On my drive home from work I used to spot interesting graffiti or gardens which have been kept well. I would stare at the horizon as I sat in traffic jams and imagine what Jesus would have said if I asked him why clouds came in different forms. However, since Monday I have retreated into my brain for every minute of the day. I feel like my week has been played out in front of me like a sombre soap opera.
Unfortunately, living in my head means I can see my memories closer than ever before. The currency in my head is nostalgia. I caught myself staring at nothing on Wednesday as I re-lived football games I had won as a teenager, memorable moments with friends and families and former relationships which made me feel wanted in this world. Inevitably, I felt about as cheery as a doberman dog awaiting the snip.
I have no idea why I moved into my head this week when my eyes were doing a fine job of hosting my life up until now. Maybe its the stress which comes with the working world, maybe the personal events of 2010 are starting to hit home, or maybe there is no reason. One thing I do know; nostalgia is not one of Jesus’ favourite things. In fact, throughout the bible, groups of faithful men and women have been found living in their heads wishing for their former lives to return to them. My close friend Daf told me he finds it physically painful when he tries to pray whilst living in his head. He said he has to come out of that place to fix his eyes on Jesus.

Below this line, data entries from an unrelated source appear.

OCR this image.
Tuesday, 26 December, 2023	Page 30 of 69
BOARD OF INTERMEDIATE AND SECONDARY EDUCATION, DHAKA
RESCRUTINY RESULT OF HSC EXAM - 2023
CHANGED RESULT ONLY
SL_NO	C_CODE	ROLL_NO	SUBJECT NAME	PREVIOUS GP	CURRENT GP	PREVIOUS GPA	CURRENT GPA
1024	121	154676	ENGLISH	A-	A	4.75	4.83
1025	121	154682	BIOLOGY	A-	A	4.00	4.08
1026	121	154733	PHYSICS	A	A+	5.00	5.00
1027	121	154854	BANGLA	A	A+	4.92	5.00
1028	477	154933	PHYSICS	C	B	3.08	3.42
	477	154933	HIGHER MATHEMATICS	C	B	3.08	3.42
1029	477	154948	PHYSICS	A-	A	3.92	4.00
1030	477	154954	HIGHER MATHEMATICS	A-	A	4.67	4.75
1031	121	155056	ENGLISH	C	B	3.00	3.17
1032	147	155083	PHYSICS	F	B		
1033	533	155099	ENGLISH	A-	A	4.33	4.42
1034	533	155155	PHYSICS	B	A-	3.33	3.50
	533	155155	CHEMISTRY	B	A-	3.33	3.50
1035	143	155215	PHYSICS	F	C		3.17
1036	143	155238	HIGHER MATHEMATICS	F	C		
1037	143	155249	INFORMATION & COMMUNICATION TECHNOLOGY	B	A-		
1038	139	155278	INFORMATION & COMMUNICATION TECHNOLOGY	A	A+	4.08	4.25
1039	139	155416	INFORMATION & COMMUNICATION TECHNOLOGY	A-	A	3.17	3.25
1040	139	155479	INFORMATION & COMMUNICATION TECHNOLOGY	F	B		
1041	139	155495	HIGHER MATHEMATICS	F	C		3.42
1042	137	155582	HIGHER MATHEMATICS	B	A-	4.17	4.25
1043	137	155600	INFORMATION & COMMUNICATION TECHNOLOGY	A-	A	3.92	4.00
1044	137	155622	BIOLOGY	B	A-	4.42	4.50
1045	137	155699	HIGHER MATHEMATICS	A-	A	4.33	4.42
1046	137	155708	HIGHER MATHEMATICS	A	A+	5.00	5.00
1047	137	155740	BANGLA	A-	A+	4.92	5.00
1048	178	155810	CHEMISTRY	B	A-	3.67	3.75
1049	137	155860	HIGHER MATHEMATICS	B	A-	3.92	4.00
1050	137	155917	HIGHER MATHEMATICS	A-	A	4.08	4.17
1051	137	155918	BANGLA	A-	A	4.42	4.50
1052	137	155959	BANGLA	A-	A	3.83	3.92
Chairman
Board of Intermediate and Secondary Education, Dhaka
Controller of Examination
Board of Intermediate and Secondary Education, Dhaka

I miss noticing graffiti, clouds and horizons. I miss laughing at the random teenagers trying to do back flips outside Blackburn Cathedral. I found this verse helpful last night. I hope it helps any of you in the same place.
In Paul’s letter to the Romans he said: “Do not conform any longer to the pattern of this world, but be transformed by the renewing of your mind. Then you will be able to test and approve what God’s will is—his good, pleasing and perfect will. For by the grace given me I say to every one of you: Do not think of yourself more highly than you ought, but rather think of yourself with sober judgment, in accordance with the measure of faith God has given you.”
When we pray, let’s pray, “Lord, my mind is doing my head in. Will you renew it for me please?” Amen.